Ce déplacement du centre de gravité du sommet est jugé inévitable par plusieurs participants. L’urgence du dossier iranien impose aux alliés de coordonner leurs réponses, qu’il s’agisse de sanctions, de canaux diplomatiques ou de posture militaire. La réunion offre une tribune pour tenter de rapprocher les positions américaines et européennes, qui divergent sur certains aspects.

Parallèlement, la guerre en Ukraine demeure un sujet central. Les dirigeants doivent réaffirmer leur soutien à Kiev et discuter des nouvelles sanctions contre la Russie. L’articulation entre la crise ukrainienne et le conflit au Moyen-Orient complique l’agenda, chaque dossier exigeant des décisions urgentes.

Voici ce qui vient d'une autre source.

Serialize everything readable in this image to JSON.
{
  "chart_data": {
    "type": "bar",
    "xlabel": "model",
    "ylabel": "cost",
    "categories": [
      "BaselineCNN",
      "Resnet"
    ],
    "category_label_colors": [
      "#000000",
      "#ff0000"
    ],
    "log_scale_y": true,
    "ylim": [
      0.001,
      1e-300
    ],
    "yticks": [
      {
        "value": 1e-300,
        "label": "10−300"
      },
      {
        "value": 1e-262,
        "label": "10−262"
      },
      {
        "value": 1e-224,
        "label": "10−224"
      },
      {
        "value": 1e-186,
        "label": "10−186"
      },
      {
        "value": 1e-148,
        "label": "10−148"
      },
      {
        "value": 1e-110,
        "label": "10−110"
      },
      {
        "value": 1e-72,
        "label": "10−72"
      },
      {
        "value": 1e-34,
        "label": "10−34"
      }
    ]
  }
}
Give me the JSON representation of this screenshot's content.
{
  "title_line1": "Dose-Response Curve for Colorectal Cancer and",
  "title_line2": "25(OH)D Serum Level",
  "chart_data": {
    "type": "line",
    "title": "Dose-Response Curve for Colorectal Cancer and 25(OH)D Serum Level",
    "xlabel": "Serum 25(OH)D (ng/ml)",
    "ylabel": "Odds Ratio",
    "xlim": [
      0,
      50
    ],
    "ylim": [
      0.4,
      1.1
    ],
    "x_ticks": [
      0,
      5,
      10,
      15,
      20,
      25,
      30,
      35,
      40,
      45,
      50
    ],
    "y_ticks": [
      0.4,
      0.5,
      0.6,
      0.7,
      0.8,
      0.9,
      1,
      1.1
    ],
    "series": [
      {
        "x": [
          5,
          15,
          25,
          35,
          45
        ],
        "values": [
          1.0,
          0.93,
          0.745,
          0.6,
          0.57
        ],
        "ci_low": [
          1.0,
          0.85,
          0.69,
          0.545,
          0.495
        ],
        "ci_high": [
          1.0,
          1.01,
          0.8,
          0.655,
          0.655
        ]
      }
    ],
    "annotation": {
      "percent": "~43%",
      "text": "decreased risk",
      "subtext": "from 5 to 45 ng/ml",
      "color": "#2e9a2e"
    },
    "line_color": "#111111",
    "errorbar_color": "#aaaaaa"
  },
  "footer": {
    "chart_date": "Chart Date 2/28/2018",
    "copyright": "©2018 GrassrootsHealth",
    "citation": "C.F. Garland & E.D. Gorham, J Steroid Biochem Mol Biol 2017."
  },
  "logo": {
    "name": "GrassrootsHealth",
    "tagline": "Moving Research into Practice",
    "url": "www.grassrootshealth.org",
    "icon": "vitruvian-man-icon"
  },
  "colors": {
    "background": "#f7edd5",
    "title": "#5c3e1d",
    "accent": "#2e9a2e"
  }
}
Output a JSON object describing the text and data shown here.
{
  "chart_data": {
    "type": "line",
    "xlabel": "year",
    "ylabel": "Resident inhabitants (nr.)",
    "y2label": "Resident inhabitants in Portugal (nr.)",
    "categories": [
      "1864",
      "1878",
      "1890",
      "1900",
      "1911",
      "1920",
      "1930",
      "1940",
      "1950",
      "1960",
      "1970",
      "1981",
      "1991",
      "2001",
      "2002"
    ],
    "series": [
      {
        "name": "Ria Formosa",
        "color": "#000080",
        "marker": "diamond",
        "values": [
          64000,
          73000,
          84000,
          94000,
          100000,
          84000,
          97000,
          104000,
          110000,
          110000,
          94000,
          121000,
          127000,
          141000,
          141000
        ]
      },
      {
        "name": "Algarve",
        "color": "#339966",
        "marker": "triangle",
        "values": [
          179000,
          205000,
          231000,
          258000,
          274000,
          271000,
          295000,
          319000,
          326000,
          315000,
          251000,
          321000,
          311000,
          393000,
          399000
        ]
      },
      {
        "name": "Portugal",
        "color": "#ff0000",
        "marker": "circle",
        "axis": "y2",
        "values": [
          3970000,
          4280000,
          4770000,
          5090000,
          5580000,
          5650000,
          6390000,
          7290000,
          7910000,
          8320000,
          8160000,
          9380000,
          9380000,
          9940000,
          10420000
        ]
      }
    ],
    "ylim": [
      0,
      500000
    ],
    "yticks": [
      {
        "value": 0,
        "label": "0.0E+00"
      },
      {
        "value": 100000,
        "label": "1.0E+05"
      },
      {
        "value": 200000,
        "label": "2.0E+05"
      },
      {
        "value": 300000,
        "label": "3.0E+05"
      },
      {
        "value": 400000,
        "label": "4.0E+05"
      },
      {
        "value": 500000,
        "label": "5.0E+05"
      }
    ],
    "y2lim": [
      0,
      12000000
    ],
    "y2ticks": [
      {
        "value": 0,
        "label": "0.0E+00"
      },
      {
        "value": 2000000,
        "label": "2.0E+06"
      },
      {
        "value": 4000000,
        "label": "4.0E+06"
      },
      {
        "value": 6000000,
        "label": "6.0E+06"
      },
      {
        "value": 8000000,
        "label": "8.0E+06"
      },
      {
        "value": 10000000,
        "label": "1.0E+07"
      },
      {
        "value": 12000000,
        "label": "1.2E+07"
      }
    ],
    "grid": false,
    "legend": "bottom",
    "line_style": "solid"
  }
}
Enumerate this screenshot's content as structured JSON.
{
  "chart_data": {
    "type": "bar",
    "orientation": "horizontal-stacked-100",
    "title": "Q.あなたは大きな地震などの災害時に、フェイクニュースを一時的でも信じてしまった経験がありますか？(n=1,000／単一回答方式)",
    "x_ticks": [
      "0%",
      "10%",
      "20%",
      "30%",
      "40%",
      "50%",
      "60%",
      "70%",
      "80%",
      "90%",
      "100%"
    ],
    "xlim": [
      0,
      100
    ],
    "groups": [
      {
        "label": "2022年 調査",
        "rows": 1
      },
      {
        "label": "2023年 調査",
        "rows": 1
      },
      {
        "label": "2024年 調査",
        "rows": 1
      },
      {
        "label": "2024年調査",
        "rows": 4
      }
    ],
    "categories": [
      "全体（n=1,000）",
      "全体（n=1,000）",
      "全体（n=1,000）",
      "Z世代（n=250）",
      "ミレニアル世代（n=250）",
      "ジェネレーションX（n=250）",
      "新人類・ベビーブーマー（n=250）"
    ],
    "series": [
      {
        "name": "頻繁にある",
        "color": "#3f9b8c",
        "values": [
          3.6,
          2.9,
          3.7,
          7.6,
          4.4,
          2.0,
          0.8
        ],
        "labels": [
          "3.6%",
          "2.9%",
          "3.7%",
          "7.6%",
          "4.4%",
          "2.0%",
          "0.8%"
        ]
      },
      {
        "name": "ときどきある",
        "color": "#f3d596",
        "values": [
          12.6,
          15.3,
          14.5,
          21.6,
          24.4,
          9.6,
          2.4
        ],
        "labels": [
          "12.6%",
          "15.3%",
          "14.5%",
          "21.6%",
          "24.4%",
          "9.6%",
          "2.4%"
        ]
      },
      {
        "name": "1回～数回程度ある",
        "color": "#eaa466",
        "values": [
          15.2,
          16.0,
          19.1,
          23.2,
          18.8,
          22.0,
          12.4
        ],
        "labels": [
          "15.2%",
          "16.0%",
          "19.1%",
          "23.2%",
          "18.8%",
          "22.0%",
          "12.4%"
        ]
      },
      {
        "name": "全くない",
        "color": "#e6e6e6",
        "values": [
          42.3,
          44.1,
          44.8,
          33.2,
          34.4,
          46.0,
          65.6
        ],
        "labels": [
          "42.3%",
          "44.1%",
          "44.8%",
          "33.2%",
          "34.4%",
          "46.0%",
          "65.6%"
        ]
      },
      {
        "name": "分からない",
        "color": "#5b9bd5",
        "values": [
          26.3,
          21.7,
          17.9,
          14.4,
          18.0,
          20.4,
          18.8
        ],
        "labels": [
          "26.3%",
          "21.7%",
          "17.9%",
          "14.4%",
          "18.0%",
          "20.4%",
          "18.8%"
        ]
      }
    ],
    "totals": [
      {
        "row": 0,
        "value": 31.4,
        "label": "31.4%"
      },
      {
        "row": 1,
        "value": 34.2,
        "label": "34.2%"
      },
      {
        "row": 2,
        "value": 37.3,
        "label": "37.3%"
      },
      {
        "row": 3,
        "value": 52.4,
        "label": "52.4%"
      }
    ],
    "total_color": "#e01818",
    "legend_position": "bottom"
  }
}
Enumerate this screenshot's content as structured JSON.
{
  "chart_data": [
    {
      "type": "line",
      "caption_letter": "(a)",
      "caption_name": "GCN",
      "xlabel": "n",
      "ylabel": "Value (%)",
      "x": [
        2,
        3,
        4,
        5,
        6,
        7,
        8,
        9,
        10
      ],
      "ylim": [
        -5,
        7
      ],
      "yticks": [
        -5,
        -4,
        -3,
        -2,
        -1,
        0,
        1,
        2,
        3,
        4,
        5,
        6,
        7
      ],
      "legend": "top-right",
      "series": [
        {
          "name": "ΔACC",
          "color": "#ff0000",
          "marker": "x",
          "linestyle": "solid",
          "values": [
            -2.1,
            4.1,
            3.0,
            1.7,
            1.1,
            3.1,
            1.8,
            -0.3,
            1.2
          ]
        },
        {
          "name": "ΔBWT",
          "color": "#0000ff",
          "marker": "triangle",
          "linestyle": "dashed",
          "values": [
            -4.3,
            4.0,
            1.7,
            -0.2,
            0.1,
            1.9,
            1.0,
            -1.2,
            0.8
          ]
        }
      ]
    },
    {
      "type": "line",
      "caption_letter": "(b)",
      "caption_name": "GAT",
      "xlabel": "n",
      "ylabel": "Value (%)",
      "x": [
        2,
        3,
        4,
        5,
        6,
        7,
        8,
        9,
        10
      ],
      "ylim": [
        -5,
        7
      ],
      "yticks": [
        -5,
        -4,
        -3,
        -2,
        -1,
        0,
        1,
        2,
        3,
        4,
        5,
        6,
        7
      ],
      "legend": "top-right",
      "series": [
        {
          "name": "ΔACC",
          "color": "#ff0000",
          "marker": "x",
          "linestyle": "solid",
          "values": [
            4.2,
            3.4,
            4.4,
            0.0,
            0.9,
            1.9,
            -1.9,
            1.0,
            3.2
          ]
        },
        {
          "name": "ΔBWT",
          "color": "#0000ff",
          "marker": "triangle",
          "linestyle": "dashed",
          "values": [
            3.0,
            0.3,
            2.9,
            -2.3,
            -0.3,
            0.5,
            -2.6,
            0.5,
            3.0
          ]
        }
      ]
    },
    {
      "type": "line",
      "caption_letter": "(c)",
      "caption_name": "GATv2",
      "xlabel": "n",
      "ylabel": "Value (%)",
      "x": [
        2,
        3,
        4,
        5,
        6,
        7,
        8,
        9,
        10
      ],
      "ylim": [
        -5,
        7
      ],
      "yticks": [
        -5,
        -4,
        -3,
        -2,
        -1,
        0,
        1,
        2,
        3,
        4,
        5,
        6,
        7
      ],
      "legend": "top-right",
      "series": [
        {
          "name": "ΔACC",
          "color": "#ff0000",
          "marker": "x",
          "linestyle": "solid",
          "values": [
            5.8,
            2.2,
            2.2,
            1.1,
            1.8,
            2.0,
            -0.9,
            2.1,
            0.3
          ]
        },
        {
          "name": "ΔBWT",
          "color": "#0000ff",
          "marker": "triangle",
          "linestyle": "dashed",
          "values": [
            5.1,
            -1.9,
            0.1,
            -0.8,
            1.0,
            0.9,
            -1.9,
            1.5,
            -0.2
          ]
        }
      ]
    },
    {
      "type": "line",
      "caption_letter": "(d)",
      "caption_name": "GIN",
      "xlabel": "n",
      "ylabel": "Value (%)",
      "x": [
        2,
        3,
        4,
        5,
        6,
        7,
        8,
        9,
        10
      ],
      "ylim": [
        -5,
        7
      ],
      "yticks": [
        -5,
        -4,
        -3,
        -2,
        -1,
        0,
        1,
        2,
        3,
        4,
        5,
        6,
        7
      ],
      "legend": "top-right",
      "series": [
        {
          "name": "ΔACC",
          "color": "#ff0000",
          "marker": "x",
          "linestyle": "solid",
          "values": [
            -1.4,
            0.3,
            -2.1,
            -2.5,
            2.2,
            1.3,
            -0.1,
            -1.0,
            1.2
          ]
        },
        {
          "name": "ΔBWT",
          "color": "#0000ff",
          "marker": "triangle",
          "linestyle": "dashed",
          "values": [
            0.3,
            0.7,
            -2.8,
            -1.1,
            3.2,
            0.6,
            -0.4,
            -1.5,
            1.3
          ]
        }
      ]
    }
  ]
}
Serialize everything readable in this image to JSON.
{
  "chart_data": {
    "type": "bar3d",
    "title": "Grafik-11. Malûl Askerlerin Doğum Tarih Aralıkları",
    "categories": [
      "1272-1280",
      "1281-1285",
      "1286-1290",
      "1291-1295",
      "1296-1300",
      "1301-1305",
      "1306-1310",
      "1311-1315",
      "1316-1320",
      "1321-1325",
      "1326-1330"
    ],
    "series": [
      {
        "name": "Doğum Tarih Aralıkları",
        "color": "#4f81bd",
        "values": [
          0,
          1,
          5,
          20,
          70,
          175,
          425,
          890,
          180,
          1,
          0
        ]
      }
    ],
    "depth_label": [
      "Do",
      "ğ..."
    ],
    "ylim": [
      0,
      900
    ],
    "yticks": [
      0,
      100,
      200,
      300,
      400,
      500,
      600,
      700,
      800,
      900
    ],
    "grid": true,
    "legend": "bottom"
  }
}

Les quatre invités arabes au cœur des échanges

La présence des représentants de l’Égypte, de l’Arabie saoudite, du Qatar et des Émirats arabes unis, invités officiellement par le président français Emmanuel Macron, est perçue comme une tentative d’élargir le dialogue régional. Paris espère que ces puissances arabes pourront jouer un rôle de médiation ou de stabilisation. Leur participation témoigne de la volonté d’associer des acteurs clés du Moyen-Orient à la gestion des crises.

Ces invités prennent part aux discussions sur l’Iran, mais aussi sur les approvisionnements énergétiques et la sécurité maritime dans le golfe Persique. Leurs délégations insistent sur la nécessité d’une solution politique et d’une déescalade militaire.

Un calendrier perturbé

Du fait de l’actualité brûlante, les sessions consacrées aux questions classiques du G7 — commerce, climat, numérique — sont écourtées ou repoussées. Plusieurs chefs de délégation estiment que ces thématiques, pourtant cruciales, passent au second plan dans l’urgence sécuritaire. Les conclusions du sommet devraient néanmoins inclure des engagements sur la coordination économique, même si les déclarations finales seront probablement centrées sur les crises internationales.

L’ambiance à Évian est décrite comme tendue, mais constructive. Les discussions en marge des séances plénières sont nombreuses, les diplomates s’efforçant de trouver des compromis acceptables pour tous. Aucune annonce majeure n’a encore filtré à ce stade des travaux, mais plusieurs sources évoquent la possibilité d’une déclaration commune sur l’Iran avant la clôture.